Data-Driven Thinking" is written by members of the media community and contains fresh ideas on the digital revolution in media.
Today’s column is written by Lauren Moores, vice president of analytics at Dstillery.
More than ever, consumers connect with brands through mobile communications and perform transactions on mobile devices. According to comScore, 2013 was the year that mobile -- phones and tablets – accounted for more than 50% of all time spent with digital content in the U.S.
Despite the dramatic consumer shift toward mobile media, last year started slowly for mobile advertising demand. After a small seasonal fourth-quarter bump in 2012, there was an unexpected dip in early 2013, likely due to two factors: a lack of 2012 year-end budget dollar surplus and a dearth of specific mobile channel spending strategies. Fortunately, by the end of the second quarter, mobile advertising budgets had come back, driven by the expansion of mobile advertising data from publishers and SSPs, and through metadata, including the iFA, geography signals, app and domain names, and categories.

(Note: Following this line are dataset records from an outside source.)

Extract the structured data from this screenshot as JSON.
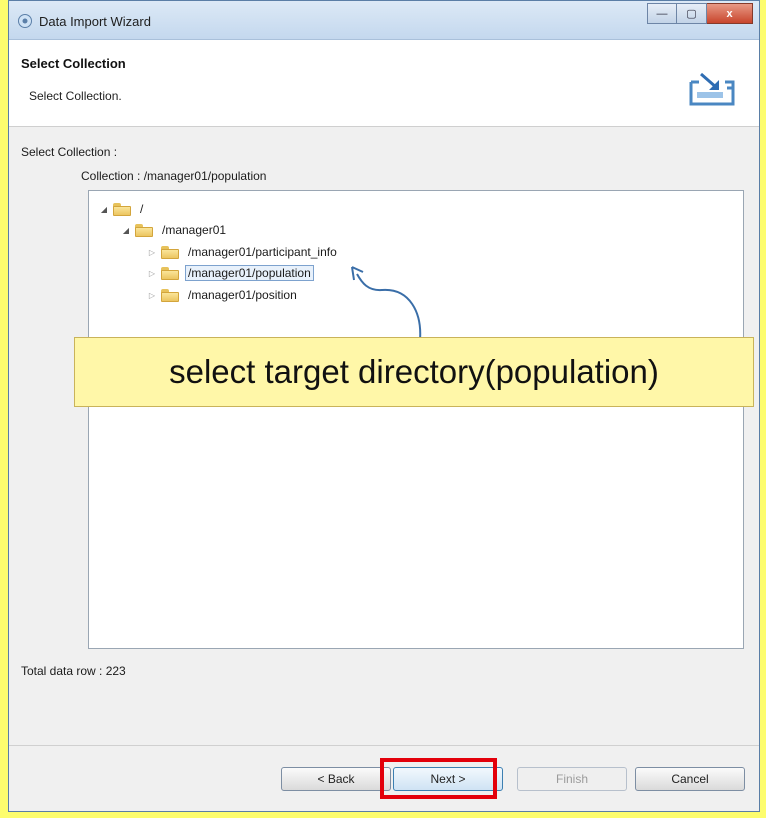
{
  "window": {
    "title": "Data Import Wizard",
    "controls": {
      "minimize": "—",
      "maximize": "▢",
      "close": "x"
    }
  },
  "header": {
    "title": "Select Collection",
    "description": "Select Collection.",
    "icon": "import-icon"
  },
  "body": {
    "select_label": "Select Collection :",
    "collection_path": "Collection : /manager01/population",
    "tree": [
      {
        "label": "/",
        "expanded": true,
        "level": 0
      },
      {
        "label": "/manager01",
        "expanded": true,
        "level": 1
      },
      {
        "label": "/manager01/participant_info",
        "expanded": false,
        "level": 2
      },
      {
        "label": "/manager01/population",
        "expanded": false,
        "level": 2,
        "selected": true
      },
      {
        "label": "/manager01/position",
        "expanded": false,
        "level": 2
      }
    ],
    "total_rows": "Total data row : 223"
  },
  "annotation": {
    "callout": "select target directory(population)"
  },
  "buttons": {
    "back": "< Back",
    "next": "Next >",
    "finish": "Finish",
    "cancel": "Cancel"
  },
  "colors": {
    "background": "#fdfd6e",
    "callout": "#fff7a8",
    "highlight": "#e3000b",
    "arrow": "#3a6ea8"
  }
}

But as an industry, we still have more work to do. We are in the midst of integrating data and technology across all verticals to better understand consumer behavior in an effort to help brands acquire new customers.
Mobile is about platform fragmentation with respect to how consumers engage with digital content, according to Josh Chasin, comScore’s chief research officer.
“Not everyone is on this page, but for me, with a metrics-centric perspective, I think mobile is really about re-engineering our measurement constructs and techniques so that they are platform-agnostic and forward compatible,” he says. “Mobile isn't a new medium, it's just a new complication with respect to digital .”
Mobile is “another channel to consider in the data-capture process of customer retention, acquisition, interaction and engagement,” adds Beth Jacaruso, managing director at Venture Development Center, a firm specializing in developing and commercializing big data.
As part of this mobile data capture, one of the benefits of mobile is its connectivity with consumers on a physical basis in the real world, enabling brands to deliver hyperlocal ads on mobile devices.
“Mobile versus desktop means ‘out and about’ versus ‘at rest,’” says Jeremy Geiger, CEO at Retailigence. “Henceforth, the need to leverage location for maximum benefit, such as to drive impulse local behavior.”
But mobile data has its limitations. Geiger points out that the lack of in-store measurement will impact our ability to understand the full consumer transaction cycle, particularly the point of purchase. Other hurdles include poor accuracy of location-based ad inventory, making it more difficult to provide physical data-based solutions. Most importantly, the industry still doesn’t grasp the lack of cookies and the limitations of tracking devices across channels.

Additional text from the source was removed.